During an interview on 1/23/2026 at 2:35 p.m. with the Administrator (Admin), the Admin stated he reported Resident 16's November 2025 abuse allegation but could not provide any documentation or evidence to show that the facility reported the incident in a timely manner. The Admin stated he was responsible for reporting abuse allegations within 2 hours. The Admin stated the risk of not reporting abuse allegations in a timely manner could result in further abuse if not reported.
A review of the facility's P&P, titled "Abuse Prevention and Management", dated 6/12/2024, indicated "The Administrator or designated representative will notify law enforcement, by telephone immediately, or as soon as practicably possible, but no longer than (2) hours of an initial report AND send a written SOC341 report to the Ombudsman, Law Enforcement, and CDPH Licensing and Certification within (2) hours."
The facility failed to:
1. Report an alleged abuse allegation to the CDPH within 2 hours for Resident 16.

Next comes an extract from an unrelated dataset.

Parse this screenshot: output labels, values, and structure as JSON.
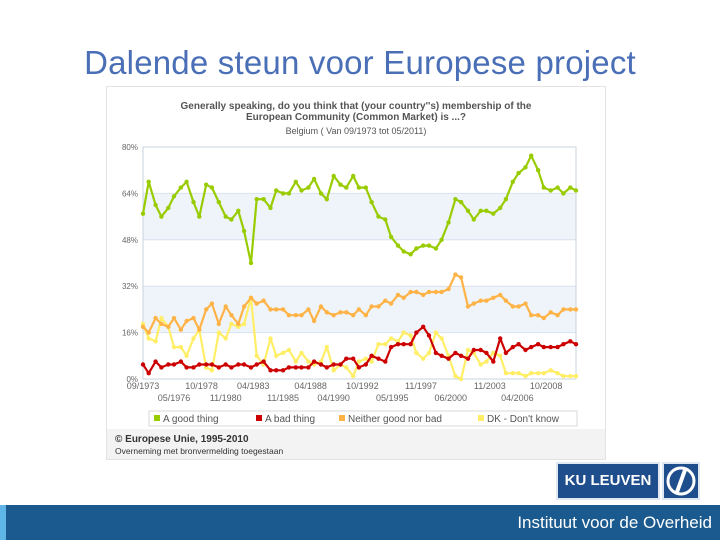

2. Follow the facility's P&P, titled "Abuse Prevention and Management," dated 6/12/2024, which indicated "The Administrator or designated representative will notify law enforcement, by telephone immediately, or as soon as practicably possible, but no longer than (2) hours of an initial report AND send a written SOC341 report to the Ombudsman, Law Enforcement, and CDPH Licensing and Certification within (2) hours."
This failure resulted in a delay in investigation by CDPH and placed Resident 16 at risk of further abuse.
This violation had a direct or immediate relationship to the health, safety, or security of Resident 16 and other residents in the facility.